Over at TVShowsOnDVD.com, they’ve put up a photo of the final box art for the Here’s Lucy: Season 1 collection to be released by MPI on August 25th. Since it doesn’t deviate too much from the early design, it has received the TDOY seal of approval—though I’m pretty certain the people at MPI couldn’t care less whether I like the box art or not.
The brightest TV-on-DVD news (so far) this week comes from the company dedicated to keeping the torch of nostalgia burning bright and free, Timeless Media Group—who announce in this short-and-sweet blurb that July 14th will be the kick-off date for Tales of Wells Fargo, a “best of” release that will contain forty-six episodes from the popular NBC western originally telecast from 1957-62. The series starred Dale Robertson as Land Agent Jim Hardie, who “faced weekly tests of will and character, as he protected the stage coaches from outlaws, bandits and Indian raiders, seeing them safely through their journey.” (I just hope he didn’t wait to study for each test until the night before.)
Timeless’ latest release, Classic TV Western Collection, apparently has an episode or two of Tales of Wells Fargo included—I’m really just speculating here because even though I ordered a copy of the set (Video Universe had it for pre-order for under twenty bucks) I’ve yet to receive it; Universe an e-mail last week informing me it’s on backorder. (I think this may be one of those deals where Timeless is a little slow getting out of the gate—they don’t even have the collection listed at their website.) The SRP for the Best of set is $69.98—but if I can find it cheaper (perhaps DVD Pacific) I may take a flutter. Fargo was a phenomenally successful TV oater back in the late 50s/early 60s (after a successful summer run, it wound up ranking in the Nielsen ratings at #3 for the full 1957-58 season) and a huge favorite of my Mom’s, so I’m sure she would love the opportunity to see some of these old episodes again. The interesting development here is that my father loathed the program, and would often mock the show’s star (Dad referred to him as “Dale Roberts”) by suggesting—in less politically correct times—that he was “a little on the retarded side.”

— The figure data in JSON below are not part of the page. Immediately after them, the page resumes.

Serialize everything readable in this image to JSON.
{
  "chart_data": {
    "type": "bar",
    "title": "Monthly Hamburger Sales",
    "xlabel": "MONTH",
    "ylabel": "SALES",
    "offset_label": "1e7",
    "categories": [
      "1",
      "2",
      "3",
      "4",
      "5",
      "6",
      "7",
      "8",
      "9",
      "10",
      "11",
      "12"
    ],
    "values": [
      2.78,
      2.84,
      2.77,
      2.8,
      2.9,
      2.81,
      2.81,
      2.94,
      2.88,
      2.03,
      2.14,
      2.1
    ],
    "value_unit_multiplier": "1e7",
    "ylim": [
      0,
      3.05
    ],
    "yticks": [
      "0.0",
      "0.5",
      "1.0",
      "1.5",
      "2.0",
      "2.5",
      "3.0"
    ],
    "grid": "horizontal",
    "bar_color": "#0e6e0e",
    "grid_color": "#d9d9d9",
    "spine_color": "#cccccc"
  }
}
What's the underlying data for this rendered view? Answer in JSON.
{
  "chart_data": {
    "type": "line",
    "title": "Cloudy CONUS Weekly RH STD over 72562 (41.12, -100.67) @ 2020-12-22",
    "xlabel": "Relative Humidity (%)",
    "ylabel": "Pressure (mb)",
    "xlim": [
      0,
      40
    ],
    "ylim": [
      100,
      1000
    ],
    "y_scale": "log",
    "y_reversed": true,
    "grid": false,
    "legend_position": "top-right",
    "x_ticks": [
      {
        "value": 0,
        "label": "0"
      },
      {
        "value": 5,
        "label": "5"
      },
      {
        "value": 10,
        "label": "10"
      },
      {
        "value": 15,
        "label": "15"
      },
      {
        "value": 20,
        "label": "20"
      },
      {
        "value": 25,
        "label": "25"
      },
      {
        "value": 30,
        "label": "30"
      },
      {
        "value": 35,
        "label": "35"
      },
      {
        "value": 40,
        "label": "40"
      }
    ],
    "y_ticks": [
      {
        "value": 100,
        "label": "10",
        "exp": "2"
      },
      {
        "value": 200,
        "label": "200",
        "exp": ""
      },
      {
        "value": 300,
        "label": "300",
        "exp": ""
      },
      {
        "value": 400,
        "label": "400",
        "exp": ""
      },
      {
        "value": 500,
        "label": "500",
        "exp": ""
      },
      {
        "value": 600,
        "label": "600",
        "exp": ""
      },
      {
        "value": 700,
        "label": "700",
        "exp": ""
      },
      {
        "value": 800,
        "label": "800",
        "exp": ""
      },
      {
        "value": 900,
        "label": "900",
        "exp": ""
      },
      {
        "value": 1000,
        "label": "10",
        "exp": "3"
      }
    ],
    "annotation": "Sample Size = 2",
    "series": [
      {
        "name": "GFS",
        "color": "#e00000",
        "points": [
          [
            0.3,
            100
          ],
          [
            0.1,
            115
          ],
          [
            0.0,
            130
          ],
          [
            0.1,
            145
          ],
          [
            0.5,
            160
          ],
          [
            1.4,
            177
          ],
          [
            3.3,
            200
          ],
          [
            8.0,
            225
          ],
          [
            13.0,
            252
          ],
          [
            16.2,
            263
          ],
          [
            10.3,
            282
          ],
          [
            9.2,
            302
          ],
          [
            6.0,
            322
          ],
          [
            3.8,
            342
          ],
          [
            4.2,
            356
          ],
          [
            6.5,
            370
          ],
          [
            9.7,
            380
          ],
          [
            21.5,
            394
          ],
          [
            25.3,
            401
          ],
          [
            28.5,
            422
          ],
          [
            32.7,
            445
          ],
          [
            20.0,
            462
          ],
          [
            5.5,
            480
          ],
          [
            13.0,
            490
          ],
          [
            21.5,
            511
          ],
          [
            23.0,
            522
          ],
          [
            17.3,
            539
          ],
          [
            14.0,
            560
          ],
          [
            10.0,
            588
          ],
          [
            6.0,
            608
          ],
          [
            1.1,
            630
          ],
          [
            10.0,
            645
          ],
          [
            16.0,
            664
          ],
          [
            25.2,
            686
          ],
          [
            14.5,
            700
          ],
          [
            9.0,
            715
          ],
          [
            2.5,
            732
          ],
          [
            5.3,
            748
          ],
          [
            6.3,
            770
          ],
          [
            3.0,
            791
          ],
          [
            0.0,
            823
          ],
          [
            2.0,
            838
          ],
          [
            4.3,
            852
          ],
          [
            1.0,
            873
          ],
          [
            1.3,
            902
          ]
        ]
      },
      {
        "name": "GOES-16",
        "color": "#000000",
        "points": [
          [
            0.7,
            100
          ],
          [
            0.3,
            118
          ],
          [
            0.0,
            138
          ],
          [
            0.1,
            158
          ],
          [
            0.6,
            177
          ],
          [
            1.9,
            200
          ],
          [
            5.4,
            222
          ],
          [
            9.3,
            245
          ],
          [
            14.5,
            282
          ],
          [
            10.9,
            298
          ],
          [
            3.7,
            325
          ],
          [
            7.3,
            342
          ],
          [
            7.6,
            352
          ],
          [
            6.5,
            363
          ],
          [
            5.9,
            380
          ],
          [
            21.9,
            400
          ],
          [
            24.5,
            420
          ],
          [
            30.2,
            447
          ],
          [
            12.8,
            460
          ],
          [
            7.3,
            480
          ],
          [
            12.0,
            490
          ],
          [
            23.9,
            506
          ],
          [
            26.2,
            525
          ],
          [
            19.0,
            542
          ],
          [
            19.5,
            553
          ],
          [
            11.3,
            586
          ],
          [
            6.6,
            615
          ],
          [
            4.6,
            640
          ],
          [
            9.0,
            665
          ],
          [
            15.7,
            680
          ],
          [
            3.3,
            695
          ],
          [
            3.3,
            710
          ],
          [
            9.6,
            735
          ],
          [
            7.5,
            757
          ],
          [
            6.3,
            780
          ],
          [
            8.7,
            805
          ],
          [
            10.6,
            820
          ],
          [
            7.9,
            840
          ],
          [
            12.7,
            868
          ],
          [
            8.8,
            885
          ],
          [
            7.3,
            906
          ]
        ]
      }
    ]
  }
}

The skinny on this set is that it will contain episodes from all five seasons, which would indicate to me that season five will be included—that was the year the series moved from its comfortable Monday night berth to Saturdays, and expanding to a full hour in the process. Along with the scheduling and format changes, Agent Hardie found time to acquire a ranch (though he was still punching a time clock at Wells Fargo) that included TDOY fave William Demarest as ranch foreman Jeb Gaine and OTR veteran Virginia Christine (of Folgers’ commercials fame) as the widow Ovie—who owned the spread down the road from Hardie and who had a pair of comely young daughters, Mary Gee (Mary Jane Saunders) and Tina (Lacy Patrick) in her care. (“The Widder Ovie” had a few romantic designs on foreman Gaine, despite his indifference to her advances.)